Suscribo totalmente la última frase, pero me siento obligado a constatar que el resto de su discurso es una preocupante repetición, casi literal, del que G. W. Bush pronunció ante el Congreso de Estados Unidos tras los atentados del 11-S: “Los enemigos de la libertad han cometido un acto de guerra contra nuestro país”.
Las consecuencias de esas palabras históricas son sabidas. Un jefe de Estado que califica un suceso de acto de guerra tiene que reaccionar y devolver el golpe. Es lo que llevó a Bush a invadir Afganistán, lo que entonces era aún admisible porque el régimen había ofrecido asilo a Al Qaeda. Luego siguió la invasión, absolutamente demente, de Irak, sin mandato de la ONU, única y exclusivamente porque EE UU imaginaba que ese país estaba en posesión de armas de destrucción masiva. Erróneamente, como se demostró después. Esa invasión condujo a una desestabilización total de la región que se prolonga hasta hoy.
La salida de las tropas estadounidenses en 2011 dejó el país en medio de un vacío de poder. Poco después, cuando en la senda de la Primavera Árabe estalló una guerra civil en el país vecino, pudimos constatar hasta qué punto la invasión estadounidense fue perniciosa. En el noroeste de un Irak desarraigado y el este de una Siria despedazada entre el Ejército gubernamental y la Free Syrian Army, se había creado un espacio donde surgió un tercer actor importante: Daesh.
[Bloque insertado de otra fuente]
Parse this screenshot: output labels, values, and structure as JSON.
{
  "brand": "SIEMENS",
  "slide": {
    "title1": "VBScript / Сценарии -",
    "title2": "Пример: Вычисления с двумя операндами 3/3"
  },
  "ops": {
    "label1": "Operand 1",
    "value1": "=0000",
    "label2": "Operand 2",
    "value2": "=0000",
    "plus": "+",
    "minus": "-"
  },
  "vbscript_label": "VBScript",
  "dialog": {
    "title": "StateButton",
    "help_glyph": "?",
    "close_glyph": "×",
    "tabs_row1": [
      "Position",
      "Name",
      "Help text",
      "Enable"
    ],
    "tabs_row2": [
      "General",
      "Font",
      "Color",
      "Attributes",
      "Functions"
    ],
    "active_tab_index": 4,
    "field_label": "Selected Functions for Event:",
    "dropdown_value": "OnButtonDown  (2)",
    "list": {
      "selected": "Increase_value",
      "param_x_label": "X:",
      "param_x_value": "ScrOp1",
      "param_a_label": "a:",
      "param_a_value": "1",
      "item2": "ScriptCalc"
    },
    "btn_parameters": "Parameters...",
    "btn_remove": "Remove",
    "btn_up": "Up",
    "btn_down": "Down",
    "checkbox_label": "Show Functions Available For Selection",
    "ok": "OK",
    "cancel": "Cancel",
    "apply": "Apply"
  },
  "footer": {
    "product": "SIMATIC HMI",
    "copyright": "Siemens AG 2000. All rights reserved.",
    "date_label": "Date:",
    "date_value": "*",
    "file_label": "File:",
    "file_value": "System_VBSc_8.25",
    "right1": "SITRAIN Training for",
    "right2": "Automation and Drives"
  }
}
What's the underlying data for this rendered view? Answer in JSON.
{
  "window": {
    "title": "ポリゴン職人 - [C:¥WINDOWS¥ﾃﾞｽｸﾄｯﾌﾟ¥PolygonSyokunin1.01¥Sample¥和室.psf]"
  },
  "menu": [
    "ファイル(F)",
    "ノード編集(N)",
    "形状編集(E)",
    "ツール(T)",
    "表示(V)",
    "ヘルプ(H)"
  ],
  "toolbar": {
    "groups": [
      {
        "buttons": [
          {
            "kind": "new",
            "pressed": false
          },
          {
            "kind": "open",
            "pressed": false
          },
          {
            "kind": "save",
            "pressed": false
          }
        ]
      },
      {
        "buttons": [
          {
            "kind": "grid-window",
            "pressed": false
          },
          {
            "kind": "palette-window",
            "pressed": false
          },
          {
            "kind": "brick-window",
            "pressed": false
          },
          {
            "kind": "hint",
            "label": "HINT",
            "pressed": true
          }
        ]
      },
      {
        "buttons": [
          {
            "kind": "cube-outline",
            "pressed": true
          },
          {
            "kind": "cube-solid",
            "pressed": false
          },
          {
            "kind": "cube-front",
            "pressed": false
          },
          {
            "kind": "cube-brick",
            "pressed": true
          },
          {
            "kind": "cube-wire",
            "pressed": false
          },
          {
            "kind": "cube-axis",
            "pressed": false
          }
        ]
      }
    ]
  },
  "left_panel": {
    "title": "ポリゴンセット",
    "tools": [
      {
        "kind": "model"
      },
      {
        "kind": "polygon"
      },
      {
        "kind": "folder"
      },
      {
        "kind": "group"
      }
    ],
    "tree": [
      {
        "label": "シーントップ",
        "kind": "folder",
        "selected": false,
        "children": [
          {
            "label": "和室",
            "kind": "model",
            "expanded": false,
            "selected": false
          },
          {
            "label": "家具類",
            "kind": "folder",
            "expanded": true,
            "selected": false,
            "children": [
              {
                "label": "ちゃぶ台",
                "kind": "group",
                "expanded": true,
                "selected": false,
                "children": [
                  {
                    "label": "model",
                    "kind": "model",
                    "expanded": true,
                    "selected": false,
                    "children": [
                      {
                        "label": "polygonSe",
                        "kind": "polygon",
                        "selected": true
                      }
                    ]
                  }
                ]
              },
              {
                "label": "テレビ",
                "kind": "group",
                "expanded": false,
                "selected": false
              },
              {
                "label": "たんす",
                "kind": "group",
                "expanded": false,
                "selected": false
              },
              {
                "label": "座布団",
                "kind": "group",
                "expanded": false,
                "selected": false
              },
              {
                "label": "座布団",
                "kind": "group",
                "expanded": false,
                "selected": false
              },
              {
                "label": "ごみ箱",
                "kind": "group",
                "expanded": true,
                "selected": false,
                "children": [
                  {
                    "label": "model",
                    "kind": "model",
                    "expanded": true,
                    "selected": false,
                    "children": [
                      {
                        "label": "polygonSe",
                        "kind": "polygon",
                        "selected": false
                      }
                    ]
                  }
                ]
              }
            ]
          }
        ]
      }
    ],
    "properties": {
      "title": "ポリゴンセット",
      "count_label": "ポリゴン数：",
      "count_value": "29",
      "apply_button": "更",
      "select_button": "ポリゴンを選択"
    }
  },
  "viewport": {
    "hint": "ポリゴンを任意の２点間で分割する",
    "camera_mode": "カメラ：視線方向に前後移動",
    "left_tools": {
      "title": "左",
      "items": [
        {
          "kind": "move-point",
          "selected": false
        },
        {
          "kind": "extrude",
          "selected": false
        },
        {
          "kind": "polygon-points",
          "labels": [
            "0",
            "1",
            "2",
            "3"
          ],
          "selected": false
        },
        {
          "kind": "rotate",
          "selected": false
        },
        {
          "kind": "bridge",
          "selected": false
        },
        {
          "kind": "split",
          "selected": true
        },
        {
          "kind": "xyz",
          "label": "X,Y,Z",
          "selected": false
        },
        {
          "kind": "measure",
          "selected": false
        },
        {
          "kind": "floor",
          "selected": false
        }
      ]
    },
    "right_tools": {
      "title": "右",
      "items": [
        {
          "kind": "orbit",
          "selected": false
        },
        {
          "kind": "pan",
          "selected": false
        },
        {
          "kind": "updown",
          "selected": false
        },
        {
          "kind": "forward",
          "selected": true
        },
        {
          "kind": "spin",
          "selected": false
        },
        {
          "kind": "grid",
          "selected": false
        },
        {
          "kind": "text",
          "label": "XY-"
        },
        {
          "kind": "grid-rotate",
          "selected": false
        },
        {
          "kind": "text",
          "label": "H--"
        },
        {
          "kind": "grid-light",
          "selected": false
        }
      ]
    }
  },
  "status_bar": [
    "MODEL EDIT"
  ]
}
En resumen, sin la estúpida invasión de Bush en Irak, jamás habría existido Daesh. Fuimos millones los que nos manifestamos contra esa guerra en 2003, la desaprobación era universal. Y teníamos razón. No porque fuéramos capaces de pronosticar el futuro, no éramos clarividentes hasta ese punto. Pero hoy somos plenamente conscientes de que lo que pasó la noche del viernes 13 de noviembre en París es una consecuencia indirecta de la retórica de guerra que su colega Bush empleó en septiembre de 2001.
Y, a pesar de ello, ¿qué hace usted? ¿Cómo reacciona usted menos de 24 horas después de los atentados? ¡Empleando la misma terminología que su homólogo estadounidense de entonces! ¡Y con el mismo tono, por dios!
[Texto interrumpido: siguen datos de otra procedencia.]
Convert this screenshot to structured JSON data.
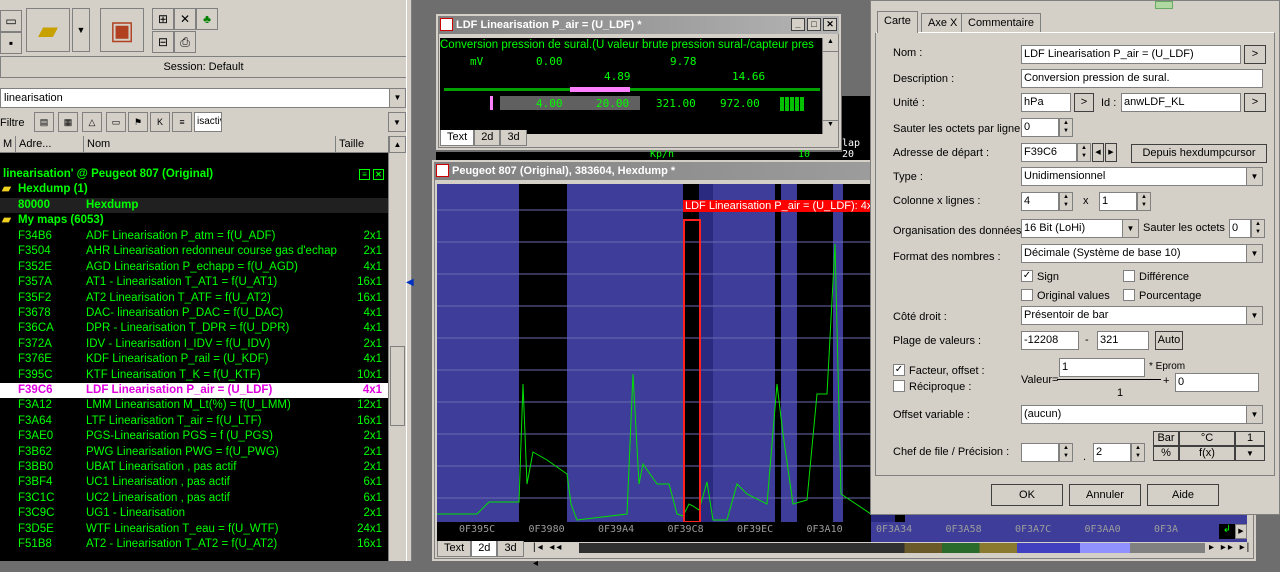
{
  "left": {
    "session": "Session: Default",
    "search_value": "linearisation",
    "filter_label": "Filtre",
    "filter_text": "isactiv",
    "columns": [
      "M",
      "Adre...",
      "Nom",
      "Taille"
    ],
    "tree_title": "linearisation' @ Peugeot 807 (Original)",
    "hexdump_group": "Hexdump (1)",
    "hexdump_row": {
      "addr": "80000",
      "name": "Hexdump"
    },
    "maps_group": "My maps (6053)",
    "rows": [
      {
        "addr": "F34B6",
        "name": "ADF Linearisation  P_atm = f(U_ADF)",
        "size": "2x1"
      },
      {
        "addr": "F3504",
        "name": "AHR Linearisation redonneur course gas d'echap",
        "size": "2x1"
      },
      {
        "addr": "F352E",
        "name": "AGD Linearisation  P_echapp = f(U_AGD)",
        "size": "4x1"
      },
      {
        "addr": "F357A",
        "name": "AT1 - Linearisation  T_AT1 = f(U_AT1)",
        "size": "16x1"
      },
      {
        "addr": "F35F2",
        "name": "AT2 Linearisation  T_ATF = f(U_AT2)",
        "size": "16x1"
      },
      {
        "addr": "F3678",
        "name": "DAC- linearisation P_DAC = f(U_DAC)",
        "size": "4x1"
      },
      {
        "addr": "F36CA",
        "name": "DPR - Linearisation  T_DPR = f(U_DPR)",
        "size": "4x1"
      },
      {
        "addr": "F372A",
        "name": "IDV - Linearisation     I_IDV = f(U_IDV)",
        "size": "2x1"
      },
      {
        "addr": "F376E",
        "name": "KDF Linearisation  P_rail = (U_KDF)",
        "size": "4x1"
      },
      {
        "addr": "F395C",
        "name": "KTF Linearisation  T_K = f(U_KTF)",
        "size": "10x1"
      },
      {
        "addr": "F39C6",
        "name": "LDF Linearisation  P_air = (U_LDF)",
        "size": "4x1",
        "selected": true
      },
      {
        "addr": "F3A12",
        "name": "LMM Linearisation  M_Lt(%) = f(U_LMM)",
        "size": "12x1"
      },
      {
        "addr": "F3A64",
        "name": "LTF Linearisation  T_air = f(U_LTF)",
        "size": "16x1"
      },
      {
        "addr": "F3AE0",
        "name": "PGS-Linearisation PGS = f (U_PGS)",
        "size": "2x1"
      },
      {
        "addr": "F3B62",
        "name": "PWG Linearisation  PWG = f(U_PWG)",
        "size": "2x1"
      },
      {
        "addr": "F3BB0",
        "name": "UBAT Linearisation , pas actif",
        "size": "2x1"
      },
      {
        "addr": "F3BF4",
        "name": "UC1 Linearisation , pas actif",
        "size": "6x1"
      },
      {
        "addr": "F3C1C",
        "name": "UC2 Linearisation , pas actif",
        "size": "6x1"
      },
      {
        "addr": "F3C9C",
        "name": "UG1 - Linearisation",
        "size": "2x1"
      },
      {
        "addr": "F3D5E",
        "name": "WTF Linearisation  T_eau = f(U_WTF)",
        "size": "24x1"
      },
      {
        "addr": "F51B8",
        "name": "AT2 - Linearisation  T_AT2 = f(U_AT2)",
        "size": "16x1"
      }
    ]
  },
  "ldf_window": {
    "title": "LDF Linearisation  P_air = (U_LDF) *",
    "description": "Conversion pression de sural.(U valeur brute pression sural-/capteur pres",
    "unit_x": "mV",
    "x_top": [
      "0.00",
      "9.78"
    ],
    "x_mid": [
      "4.89",
      "14.66"
    ],
    "values": [
      "4.00",
      "20.00",
      "321.00",
      "972.00"
    ],
    "tabs": [
      "Text",
      "2d",
      "3d"
    ]
  },
  "hex_window": {
    "title": "Peugeot 807 (Original), 383604, Hexdump *",
    "map_label": "LDF Linearisation  P_air = (U_LDF): 4x1",
    "addresses": [
      "0F395C",
      "0F3980",
      "0F39A4",
      "0F39C8",
      "0F39EC",
      "0F3A10",
      "0F3A34",
      "0F3A58",
      "0F3A7C",
      "0F3AA0",
      "0F3A"
    ],
    "tabs": [
      "Text",
      "2d",
      "3d"
    ],
    "behind_text": "Kp/n",
    "behind_num": "10",
    "behind_right": "lap 20"
  },
  "dialog": {
    "tabs": [
      "Carte",
      "Axe X",
      "Commentaire"
    ],
    "nom_label": "Nom :",
    "nom_value": "LDF Linearisation  P_air = (U_LDF)",
    "desc_label": "Description :",
    "desc_value": "Conversion pression de sural.",
    "unit_label": "Unité :",
    "unit_value": "hPa",
    "id_label": "Id :",
    "id_value": "anwLDF_KL",
    "skip_label": "Sauter les octets par ligne :",
    "skip_value": "0",
    "addr_label": "Adresse de départ :",
    "addr_value": "F39C6",
    "hexcursor_button": "Depuis hexdumpcursor",
    "type_label": "Type :",
    "type_value": "Unidimensionnel",
    "cols_label": "Colonne x lignes :",
    "cols_value": "4",
    "x_sep": "x",
    "rows_value": "1",
    "org_label": "Organisation des données :",
    "org_value": "16 Bit (LoHi)",
    "skip2_label": "Sauter les octets :",
    "skip2_value": "0",
    "fmt_label": "Format des nombres :",
    "fmt_value": "Décimale (Système de base 10)",
    "sign_label": "Sign",
    "diff_label": "Différence",
    "orig_label": "Original values",
    "pct_label": "Pourcentage",
    "right_label": "Côté droit :",
    "right_value": "Présentoir de bar",
    "range_label": "Plage de valeurs :",
    "range_min": "-12208",
    "range_dash": "-",
    "range_max": "321",
    "auto_button": "Auto",
    "factor_label": "Facteur, offset :",
    "recip_label": "Réciproque :",
    "valeur_label": "Valeur=",
    "factor_num": "1",
    "eprom_label": "* Eprom",
    "factor_den": "1",
    "plus": "+",
    "offset_value": "0",
    "offvar_label": "Offset variable :",
    "offvar_value": "(aucun)",
    "prec_label": "Chef de file / Précision :",
    "prec_value": "2",
    "prec_dot": ".",
    "bar_button": "Bar",
    "degc_button": "°C",
    "one_button": "1",
    "pct_button": "%",
    "fx_button": "f(x)",
    "ok_button": "OK",
    "cancel_button": "Annuler",
    "help_button": "Aide"
  }
}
Se ha tragado usted el anzuelo y lo ha hecho con los ojos bien abiertos. Se ha tragado el anzuelo, señor presidente, porque siente el aliento de halcones como Nicolas Sarkozy y Marine Le Pen quemándole la nuca. Y porque desde hace tiempo tiene fama de ser débil. Se ha tragado el anzuelo.
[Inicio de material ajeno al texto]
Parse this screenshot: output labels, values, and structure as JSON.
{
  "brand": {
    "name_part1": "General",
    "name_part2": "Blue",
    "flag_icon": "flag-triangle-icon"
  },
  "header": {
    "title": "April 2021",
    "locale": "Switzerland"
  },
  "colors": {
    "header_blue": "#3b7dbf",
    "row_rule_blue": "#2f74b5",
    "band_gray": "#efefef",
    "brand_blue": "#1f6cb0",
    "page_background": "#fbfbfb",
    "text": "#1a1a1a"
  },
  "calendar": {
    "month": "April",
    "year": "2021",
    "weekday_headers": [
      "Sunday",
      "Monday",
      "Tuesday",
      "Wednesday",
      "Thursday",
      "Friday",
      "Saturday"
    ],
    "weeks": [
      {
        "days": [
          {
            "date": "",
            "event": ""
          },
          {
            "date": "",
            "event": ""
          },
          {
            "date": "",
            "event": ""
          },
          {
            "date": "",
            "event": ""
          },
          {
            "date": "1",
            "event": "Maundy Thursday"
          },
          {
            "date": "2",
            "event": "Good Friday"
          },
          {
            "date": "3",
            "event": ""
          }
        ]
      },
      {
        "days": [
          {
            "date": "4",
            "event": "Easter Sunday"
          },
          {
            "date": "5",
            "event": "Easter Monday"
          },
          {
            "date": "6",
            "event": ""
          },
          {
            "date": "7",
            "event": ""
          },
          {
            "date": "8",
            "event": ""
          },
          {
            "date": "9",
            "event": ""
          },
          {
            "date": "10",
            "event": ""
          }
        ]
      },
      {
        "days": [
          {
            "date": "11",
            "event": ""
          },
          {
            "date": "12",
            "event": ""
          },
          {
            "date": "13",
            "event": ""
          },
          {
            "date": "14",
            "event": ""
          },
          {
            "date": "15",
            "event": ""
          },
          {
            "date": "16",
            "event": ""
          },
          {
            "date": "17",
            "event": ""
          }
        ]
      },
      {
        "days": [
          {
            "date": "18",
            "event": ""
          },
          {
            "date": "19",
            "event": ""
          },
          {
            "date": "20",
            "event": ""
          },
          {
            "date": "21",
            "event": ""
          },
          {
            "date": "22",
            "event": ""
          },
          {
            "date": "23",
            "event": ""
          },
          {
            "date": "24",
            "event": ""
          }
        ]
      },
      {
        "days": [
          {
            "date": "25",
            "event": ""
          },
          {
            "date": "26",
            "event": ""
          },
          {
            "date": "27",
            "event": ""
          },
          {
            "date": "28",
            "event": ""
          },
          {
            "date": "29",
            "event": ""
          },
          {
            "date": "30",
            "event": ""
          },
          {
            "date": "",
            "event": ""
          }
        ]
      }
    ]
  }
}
Se ha tragado usted el anzuelo y lo ha hecho con los ojos bien abiertos. Se ha tragado el anzuelo, señor presidente, porque siente el aliento de halcones como Nicolas Sarkozy y Marine Le Pen quemándole la nuca. Y porque desde hace tiempo tiene fama de ser débil. Se ha tragado el anzuelo.
El 6 y el 13 de diciembre habrá elecciones en Francia, no son más que unas elecciones regionales, pero tras estos atentados se focalizarán en la seguridad nacional, no cabe duda. Se ha tragado el anzuelo a pies juntillas, porque ha hecho, literalmente, lo que los terroristas esperaban de usted: una declaración de guerra. Ha aceptado su invitación a la yihad con entusiasmo. Pero esta respuesta, que usted quería que fuera firme, nos hace correr el monstruoso riesgo de acelerar aún más la espiral de violencia. No la considero juiciosa.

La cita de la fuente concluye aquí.